Tuesday, February 15, 2011

Review: Revanche (2008)


Revanche is a German-made thriller about two things: the deep needs of female's and the criminal nature of males. Revanche tells the story of a miserable couple who go by the names of Alex and Tamara. Alex and Tamara both work at a seedy Vienna brothel where he works as a bouncer and she works as a prostitute. The two are very unhappy, with Alex sneaking around to have romantic encounters with Tamara behind his boss' back and Tamara being up to her eyeballs in debt that she will never be able to pay off on her own. Even the pimp who Tamara works for has his eye on her, where one day he visits her for sexual purposes and Alex is forced to hide under the bed humiliatingly.
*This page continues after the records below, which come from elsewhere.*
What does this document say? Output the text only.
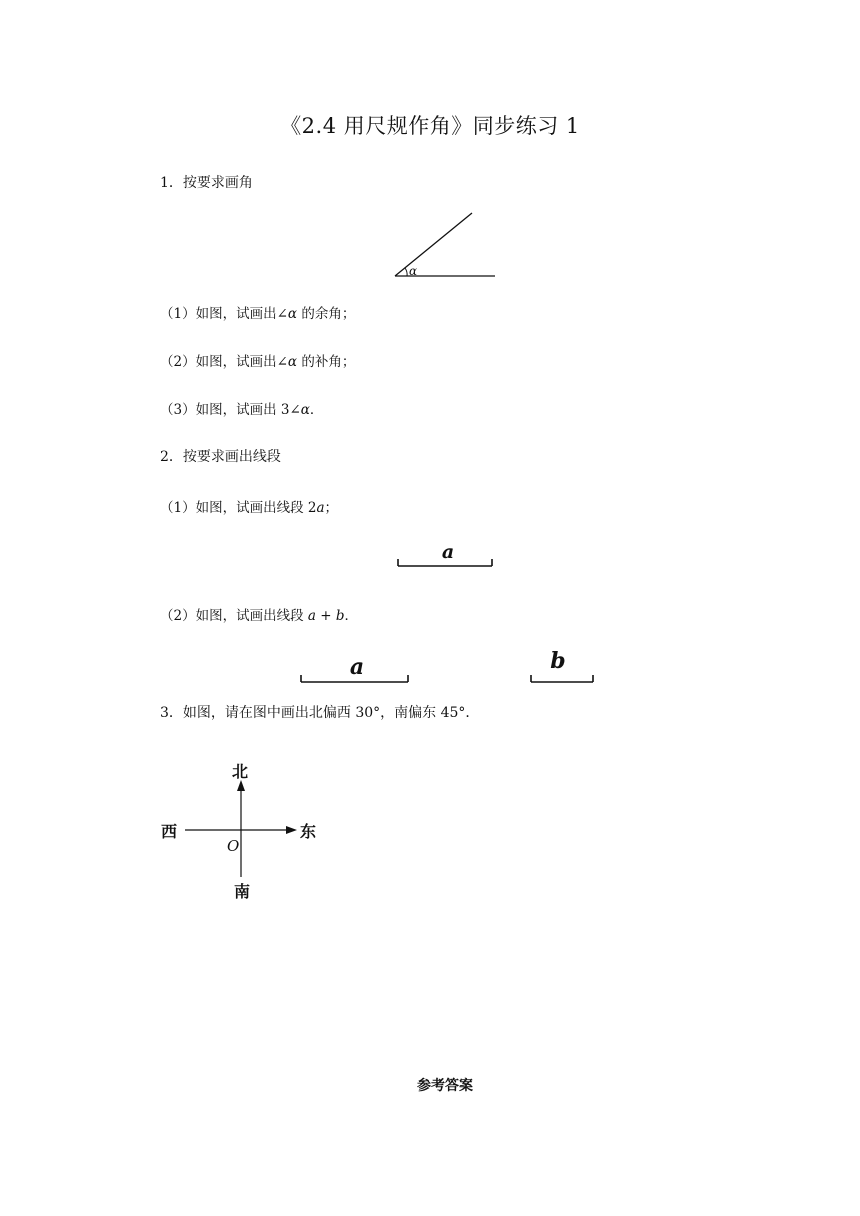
《2.4 用尺规作角》同步练习 1
1．按要求画角
α
（1）如图，试画出∠α 的余角；
（2）如图，试画出∠α 的补角；
（3）如图，试画出 3∠α．
2．按要求画出线段
（1）如图，试画出线段 2a；
a
（2）如图，试画出线段 a + b．
a	b
3．如图，请在图中画出北偏西 30°，南偏东 45°．
北
南
西	东
O
参考答案
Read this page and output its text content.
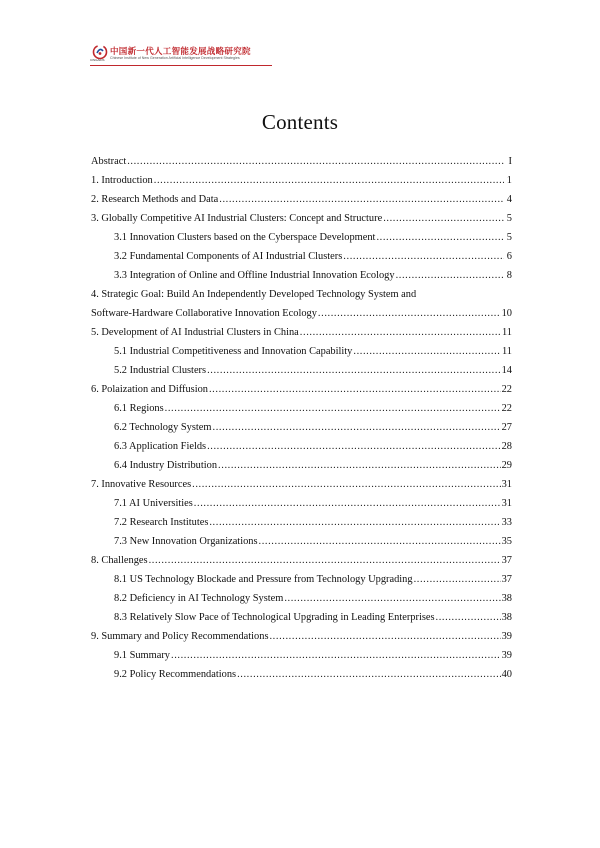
CINGAIDS
中国新一代人工智能发展战略研究院
Chinese Institute of New Generation Artificial Intelligence Development Strategies
Contents
Abstract .....	I
1. Introduction .....	1
2. Research Methods and Data .....	4
3. Globally Competitive AI Industrial Clusters: Concept and Structure .....	5
3.1 Innovation Clusters based on the Cyberspace Development .....	5
3.2 Fundamental Components of AI Industrial Clusters .....	6
3.3 Integration of Online and Offline Industrial Innovation Ecology .....	8
4. Strategic Goal: Build An Independently Developed Technology System and
Software-Hardware Collaborative Innovation Ecology .....	10
5. Development of AI Industrial Clusters in China .....	11
5.1 Industrial Competitiveness and Innovation Capability .....	11
5.2 Industrial Clusters .....	14
6. Polaization and Diffusion .....	22
6.1 Regions .....	22
6.2 Technology System .....	27
6.3 Application Fields .....	28
6.4 Industry Distribution .....	29
7. Innovative Resources .....	31
7.1 AI Universities .....	31
7.2 Research Institutes .....	33
7.3 New Innovation Organizations .....	35
8. Challenges .....	37
8.1 US Technology Blockade and Pressure from Technology Upgrading .....	37
8.2 Deficiency in AI Technology System .....	38
8.3 Relatively Slow Pace of Technological Upgrading in Leading Enterprises .....	38
9. Summary and Policy Recommendations .....	39
9.1 Summary .....	39
9.2 Policy Recommendations .....	40
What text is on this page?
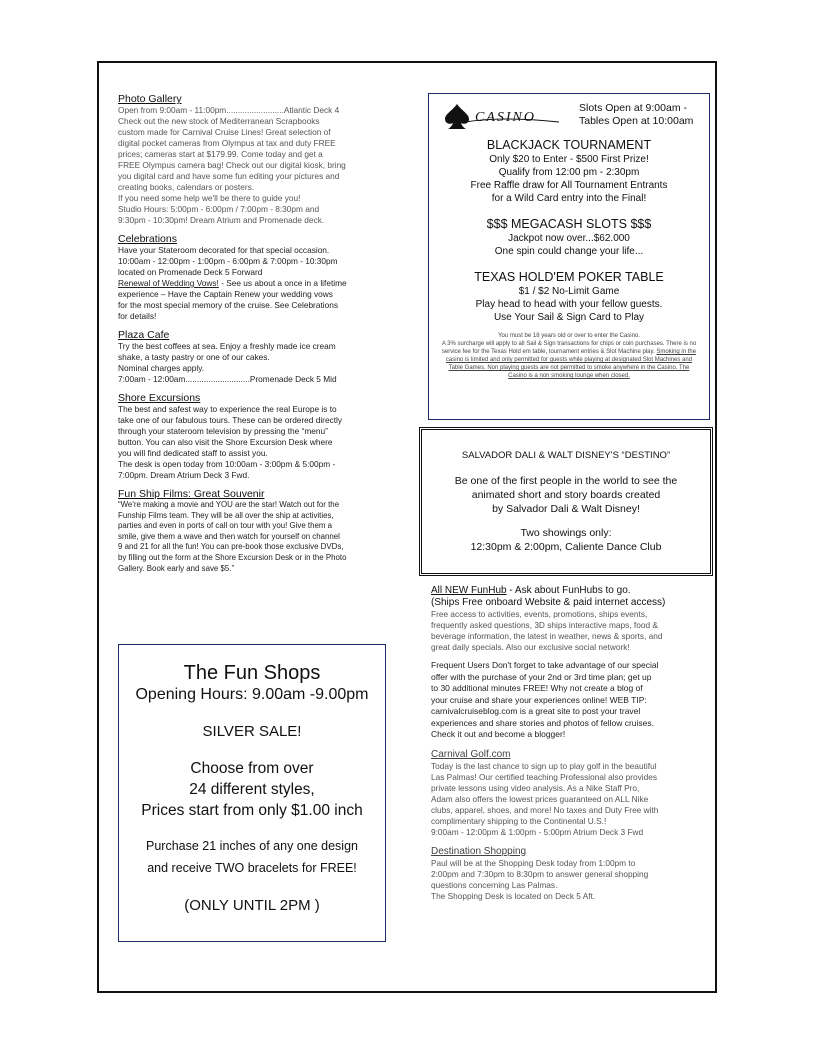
Photo Gallery
Open from 9:00am - 11:00pm.........................Atlantic Deck 4
Check out the new stock of Mediterranean Scrapbooks
custom made for Carnival Cruise Lines! Great selection of
digital pocket cameras from Olympus at tax and duty FREE
prices; cameras start at $179.99. Come today and get a
FREE Olympus camera bag! Check out our digital kiosk, bring
you digital card and have some fun editing your pictures and
creating books, calendars or posters.
If you need some help we'll be there to guide you!
Studio Hours: 5:00pm - 6:00pm / 7:00pm - 8:30pm and
9:30pm - 10:30pm! Dream Atrium and Promenade deck.
Celebrations
Have your Stateroom decorated for that special occasion.
10:00am - 12:00pm - 1:00pm - 6:00pm & 7:00pm - 10:30pm
located on Promenade Deck 5 Forward
Renewal of Wedding Vows! - See us about a once in a lifetime
experience – Have the Captain Renew your wedding vows
for the most special memory of the cruise. See Celebrations
for details!
Plaza Cafe
Try the best coffees at sea. Enjoy a freshly made ice cream
shake, a tasty pastry or one of our cakes.
Nominal charges apply.
7:00am - 12:00am............................Promenade Deck 5 Mid
Shore Excursions
The best and safest way to experience the real Europe is to
take one of our fabulous tours. These can be ordered directly
through your stateroom television by pressing the “menu”
button. You can also visit the Shore Excursion Desk where
you will find dedicated staff to assist you.
The desk is open today from 10:00am - 3:00pm & 5:00pm -
7:00pm. Dream Atrium Deck 3 Fwd.
Fun Ship Films: Great Souvenir
“We're making a movie and YOU are the star! Watch out for the
Funship Films team. They will be all over the ship at activities,
parties and even in ports of call on tour with you! Give them a
smile, give them a wave and then watch for yourself on channel
9 and 21 for all the fun! You can pre-book those exclusive DVDs,
by filling out the form at the Shore Excursion Desk or in the Photo
Gallery. Book early and save $5.”
The Fun Shops
Opening Hours: 9.00am -9.00pm
SILVER SALE!
Choose from over
24 different styles,
Prices start from only $1.00 inch
Purchase 21 inches of any one design
and receive TWO bracelets for FREE!
(ONLY UNTIL 2PM )
CASINO
Slots Open at 9:00am -
Tables Open at 10:00am
BLACKJACK TOURNAMENT
Only $20 to Enter - $500 First Prize!
Qualify from 12:00 pm - 2:30pm
Free Raffle draw for All Tournament Entrants
for a Wild Card entry into the Final!
$$$ MEGACASH SLOTS $$$
Jackpot now over...$62.000
One spin could change your life...
TEXAS HOLD'EM POKER TABLE
$1 / $2 No-Limit Game
Play head to head with your fellow guests.
Use Your Sail & Sign Card to Play
You must be 18 years old or over to enter the Casino.
A 3% surcharge will apply to all Sail & Sign transactions for chips or coin purchases. There is no service fee for the Texas Hold em table, tournament entries & Slot Machine play. Smoking in the casino is limited and only permitted for guests while playing at designated Slot Machines and Table Games. Non playing guests are not permitted to smoke anywhere in the Casino. The Casino is a non smoking lounge when closed.
SALVADOR DALI & WALT DISNEY'S “DESTINO”
Be one of the first people in the world to see the
animated short and story boards created
by Salvador Dali & Walt Disney!
Two showings only:
12:30pm & 2:00pm, Caliente Dance Club
All NEW FunHub - Ask about FunHubs to go.
(Ships Free onboard Website & paid internet access)
Free access to activities, events, promotions, ships events,
frequently asked questions, 3D ships interactive maps, food &
beverage information, the latest in weather, news & sports, and
great daily specials. Also our exclusive social network!
Frequent Users Don't forget to take advantage of our special
offer with the purchase of your 2nd or 3rd time plan; get up
to 30 additional minutes FREE! Why not create a blog of
your cruise and share your experiences online! WEB TIP:
carnivalcruiseblog.com is a great site to post your travel
experiences and share stories and photos of fellow cruises.
Check it out and become a blogger!
Carnival Golf.com
Today is the last chance to sign up to play golf in the beautiful
Las Palmas! Our certified teaching Professional also provides
private lessons using video analysis. As a Nike Staff Pro,
Adam also offers the lowest prices guaranteed on ALL Nike
clubs, apparel, shoes, and more! No taxes and Duty Free with
complimentary shipping to the Continental U.S.!
9:00am - 12:00pm & 1:00pm - 5:00pm Atrium Deck 3 Fwd
Destination Shopping
Paul will be at the Shopping Desk today from 1:00pm to
2:00pm and 7:30pm to 8:30pm to answer general shopping
questions concerning Las Palmas.
The Shopping Desk is located on Deck 5 Aft.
Realizing that they both are in need and want for a change, Alex decides to rob a bank for money that will pay off Tamara's debts and allow the two of them to run away and begin a new life. Tamara naturally begins to become nervous of Alex's plot even though he reassures her that nothing will go wrong even to go as far as making sure the gun isn't loaded.
But things do go wrong and a cop shows up and surprises Alex and Tamara as they get into the getaway car, whereupon Alex chooses to take shelter at his father's cottage in the country. It's here that the story changes from cops and robber and turns into a more human story about revenge and, ultimately, acceptance. While in the country Alex meets Susanne, the wife of his neighbor who is the cop who surprised him during the robbery.  Susanne desperately wants to have a child and the audience soon discovers that her husband is void of the ability of making her pregnant, so she begins pursuing Alex who is the the son of her old neighbor that she deeply cares for. The two of them begin having relations on a regular basis, but nothing of the long lasting relationship kind and it's during this that the real conflict of the film begins to arise. It's the possibility of violence. There's the risk of Alex's exposure as a criminal, there's the threat their togetherness presents to Susanne's marriage, and there is the possibility of harm coming to the old man. Instead of using these things to manipulate the story, they are used just to help convey a well fleshed out story.

Perhaps what I liked about this film the most was how the actors were unknown (at least to me they were to me, after all I'm not that well oriented with modern German cinema). In today's cinema, many actors are chosen because they will draw in moviegoers and make money, they are stars that directors and studios know will bring in money if their name is slapped onto the poster of the movie. This film works due to how normal the actors look, they are believable in the setting of the movie. They are unglamorous, they are plausible. Tamara represents the value that looks have in a buyer's market, and Alex looks like the lowest common denominator of society who has been worn down even more by crime and prison throughout his life.